The Whitest Paint In The World Can Now Be Used On Your Car

The whitest paint in the world reflects 98.1% of light and can now be used to paint cars and ships among other things.

By Gabriella Acuna | Published

This article is more than 2 years old

Recently, researchers at Purdue University have created the whitest paint that’s thin enough to paint cars. Three years ago, a different set of researchers from the Massachusetts Institute of Technology created the blackest black. The color was extremely dark, and was able to absorb 99.9% of light. Now, the opposite has happened.

Last year, scientists succeeded in creating the whitest paint that was so white it reflected 98.1% of light. The color was so magnificent that it earned a spot in the Guinness Book of World Records. The only caveat: the paint was too thick to adhere to certain surfaces.
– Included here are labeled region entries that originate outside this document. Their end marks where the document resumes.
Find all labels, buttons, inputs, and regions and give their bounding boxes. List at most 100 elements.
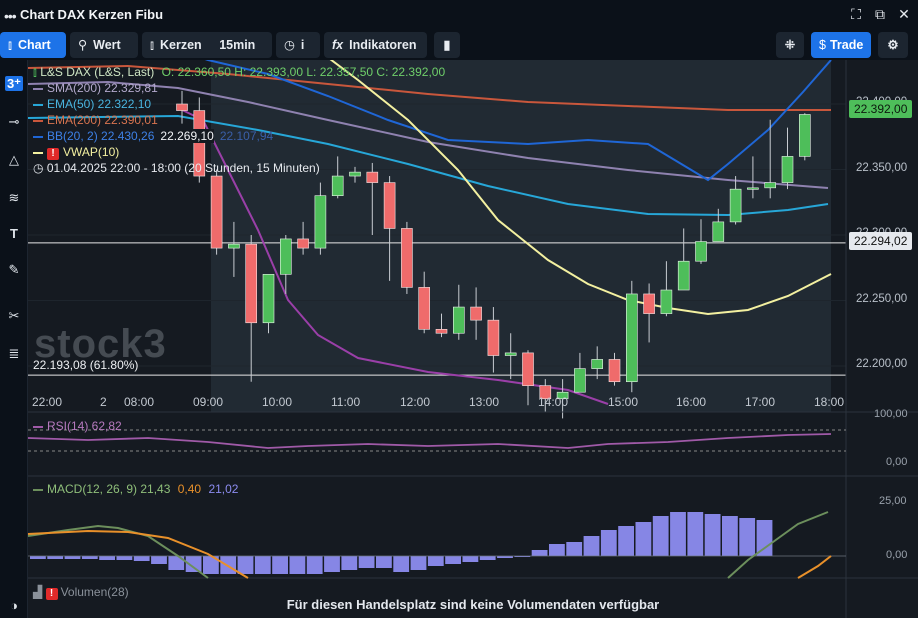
search-value-button[interactable]: ⚲ Wert bbox=[70, 32, 138, 58]
candle[interactable] bbox=[487, 307, 500, 373]
candle[interactable] bbox=[366, 162, 379, 235]
candle[interactable] bbox=[349, 166, 361, 183]
time-tick-label: 13:00 bbox=[469, 395, 500, 409]
legend-volume[interactable]: ▟ ! Volumen(28) bbox=[33, 585, 129, 600]
line-tool-icon[interactable]: ⊸ bbox=[8, 114, 20, 129]
theme-toggle-icon[interactable]: ◑ bbox=[10, 598, 18, 613]
time-tick-label: 18:00 bbox=[814, 395, 845, 409]
candle[interactable] bbox=[418, 271, 431, 334]
chart-area[interactable]: stock3 ⫾ L&S DAX (L&S, Last) O: 22.360,5… bbox=[28, 60, 918, 618]
macd-hist-bar bbox=[30, 556, 46, 559]
fibonacci-tool-icon[interactable]: ≋ bbox=[8, 190, 20, 205]
trade-button[interactable]: $ Trade bbox=[811, 32, 871, 58]
legend-sma[interactable]: SMA(200) 22.329,81 bbox=[33, 80, 158, 96]
chart-button[interactable]: ⫾ Chart bbox=[0, 32, 66, 58]
candle[interactable] bbox=[625, 280, 638, 393]
candle[interactable] bbox=[764, 119, 777, 199]
candle[interactable] bbox=[210, 169, 223, 255]
candle[interactable] bbox=[297, 221, 309, 255]
candle[interactable] bbox=[262, 274, 275, 334]
candles[interactable] bbox=[176, 90, 811, 419]
chart-canvas[interactable] bbox=[28, 60, 918, 618]
shape-tool-icon[interactable]: △ bbox=[9, 152, 19, 167]
warning-icon: ! bbox=[47, 148, 59, 160]
indicators-button[interactable]: fx Indikatoren bbox=[324, 32, 427, 58]
legend-vwap[interactable]: ! VWAP(10) bbox=[33, 144, 119, 160]
close-icon[interactable]: ✕ bbox=[898, 6, 910, 22]
candle[interactable] bbox=[522, 350, 534, 406]
ema50-line bbox=[28, 114, 829, 217]
candle[interactable] bbox=[470, 287, 482, 340]
macd-line bbox=[727, 511, 829, 579]
legend-ema200[interactable]: EMA(200) 22.390,01 bbox=[33, 112, 158, 128]
fibonacci-label: 22.193,08 (61.80%) bbox=[33, 358, 139, 373]
candle[interactable] bbox=[660, 261, 673, 317]
candle[interactable] bbox=[643, 283, 655, 343]
candle[interactable] bbox=[280, 235, 292, 294]
time-tick-label: 17:00 bbox=[745, 395, 776, 409]
rsi-tick-0: 0,00 bbox=[886, 456, 908, 468]
time-info-button[interactable]: ◷ i bbox=[276, 32, 320, 58]
bookmark-button[interactable]: ▮ bbox=[434, 32, 460, 58]
candle[interactable] bbox=[591, 346, 604, 380]
candle[interactable] bbox=[331, 156, 344, 199]
chart-type-button[interactable]: ⫾ Kerzen 15min bbox=[142, 32, 272, 58]
candles-icon: ⫾ bbox=[150, 38, 155, 52]
rsi-line bbox=[28, 433, 832, 449]
candle[interactable] bbox=[574, 352, 586, 393]
macd-hist-bar bbox=[358, 556, 375, 568]
layers-icon[interactable]: ≣ bbox=[8, 346, 20, 361]
title-bar: ••• Chart DAX Kerzen Fibu ⛶ ⧉ ✕ bbox=[0, 0, 918, 30]
macd-hist-bar bbox=[497, 556, 513, 558]
legend-bb[interactable]: BB(20, 2) 22.430,26 22.269,10 22.107,94 bbox=[33, 128, 273, 144]
tools-icon[interactable]: ✂ bbox=[8, 308, 20, 323]
candle[interactable] bbox=[781, 127, 794, 190]
candle[interactable] bbox=[608, 352, 621, 386]
candle[interactable] bbox=[452, 284, 465, 340]
candle[interactable] bbox=[228, 221, 240, 277]
rsi-tick-100: 100,00 bbox=[874, 408, 908, 420]
macd-hist-bar bbox=[618, 526, 634, 556]
candles-icon: ⫾ bbox=[33, 65, 37, 79]
crosshair-price-tag: 22.294,02 bbox=[849, 232, 913, 250]
candle[interactable] bbox=[401, 221, 413, 294]
candle[interactable] bbox=[695, 219, 707, 264]
macd-hist-bar bbox=[168, 556, 185, 570]
interval-label[interactable]: 15min bbox=[219, 38, 256, 52]
window-menu-icon[interactable]: ••• bbox=[4, 8, 17, 24]
candle[interactable] bbox=[383, 176, 396, 281]
candle[interactable] bbox=[245, 235, 257, 382]
macd-hist-bar bbox=[81, 556, 98, 559]
text-tool-icon[interactable]: T bbox=[10, 226, 18, 241]
candle[interactable] bbox=[798, 113, 811, 161]
popout-icon[interactable]: ⧉ bbox=[875, 6, 885, 22]
legend-main[interactable]: ⫾ L&S DAX (L&S, Last) O: 22.360,50 H: 22… bbox=[33, 65, 446, 79]
time-tick-label: 11:00 bbox=[331, 395, 361, 409]
macd-hist-bar bbox=[462, 556, 479, 562]
candle[interactable] bbox=[729, 176, 742, 225]
macd-hist-bar bbox=[272, 556, 288, 574]
search-icon: ⚲ bbox=[78, 38, 88, 52]
time-tick-label: 16:00 bbox=[676, 395, 707, 409]
candle[interactable] bbox=[504, 333, 517, 380]
price-tick-label: 22.250,00 bbox=[856, 292, 908, 305]
macd-hist-bar bbox=[376, 556, 392, 568]
candle[interactable] bbox=[677, 228, 690, 291]
bollinger-lower-line bbox=[177, 107, 609, 405]
settings-button[interactable]: ⚙ bbox=[878, 32, 908, 58]
candle[interactable] bbox=[539, 379, 552, 412]
candle[interactable] bbox=[712, 208, 725, 242]
candle[interactable] bbox=[314, 182, 327, 255]
warning-icon: ! bbox=[45, 588, 58, 600]
crosshair-button[interactable]: ⁜ bbox=[776, 32, 804, 58]
indicator-lines bbox=[28, 60, 832, 405]
candle[interactable] bbox=[176, 90, 188, 124]
candle[interactable] bbox=[747, 156, 759, 199]
legend-rsi[interactable]: RSI(14) 62,82 bbox=[33, 418, 122, 434]
candle[interactable] bbox=[435, 313, 448, 338]
legend-ema50[interactable]: EMA(50) 22.322,10 bbox=[33, 96, 151, 112]
stock3-logo-icon[interactable]: 3⁺ bbox=[4, 76, 24, 91]
annotation-tool-icon[interactable]: ✎ bbox=[8, 262, 20, 277]
fullscreen-icon[interactable]: ⛶ bbox=[851, 6, 861, 22]
legend-macd[interactable]: MACD(12, 26, 9) 21,43 0,40 21,02 bbox=[33, 481, 238, 497]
The team at Purdue began the process of thinning out the whitest paint they had developed. The paint is now thin enough to be able to paint “things like cars, airplanes, trains, and even T-shirts,” reported CNET. The color’s extreme ability to reflect light provided an added benefit of helping reduce greenhouse gas emissions as a result of the reduced need for A/C. 

In fact, the whitest paint “radiates all the heat into deep space,” said Xiulin Ruan, a professor of mechanical engineering at Purdue, according to CNET. By sending the heat into deep space, the whitest paint can help cool down the planet, a feature unique to this method of cooling. The paint has generated significant interest from numerous industries such as spacecraft manufacturers, clothing companies, and shoemakers. 

The companies interested in the whitest paint immediately wanted to know where they could purchase it and if it could be made thinner. However, the paint isn’t available for sale. The researchers are hoping to make it available to the public and are trying to figure out a way to do so. 

If clothing makers can get their hands on the whitest paint to use on their clothes, wearers could be spared some of the effects of the excessive record-high heat next year that much of the world experienced this summer. Many people know that wearing black when it’s hot isn’t a great idea, unless you want to feel uncomfortably overheated. The scientific explanation behind this fact is that black absorbs light, essentially trapping the black-clothing wearer in more heat. 

In order to achieve the whitest paint, the researchers at Purdue created a nanoporous substance. This substance included a chemical pigment that is used in lubricants. They discovered that a 0.15-millimeter thick layer of the paint was enough to reflect 97.9% of the sun’s light. 

The special chemical, called hexagonal boron nitride, is the reason behind the whitest paints’ amazing reflective abilities. The shape of the molecule was found to be more effective than sphere-shaped molecules found in different cooling paints. The hexagon-shaped molecule was better at reflecting back solar radiation. 

The thicker, previous version of the whitest paint included a chemical called barium sulfate. Barium sulfate is a white crystalline powder. Although it also possesses reflective capabilities, the amount needed to achieve those capabilities required a paint layer 0.4 millimeters thick, which was much more than the 0.15 required by the newer formula. 

As for that aforementioned blackest paint in the world, well, in order to explain how dark the blackest black color was, if someone were to cover a spoon in the black paint, “it’d be like creating a spoon-shaped black hole,” reported CNET. The new black color became even more popular than Vantablack, an older and very dark ebony that led artists to begin fighting over the rights to use it. The invention of the blackest black caused Purdue researchers to wonder whether it was possible or not to create the whitest paint. It appears it was.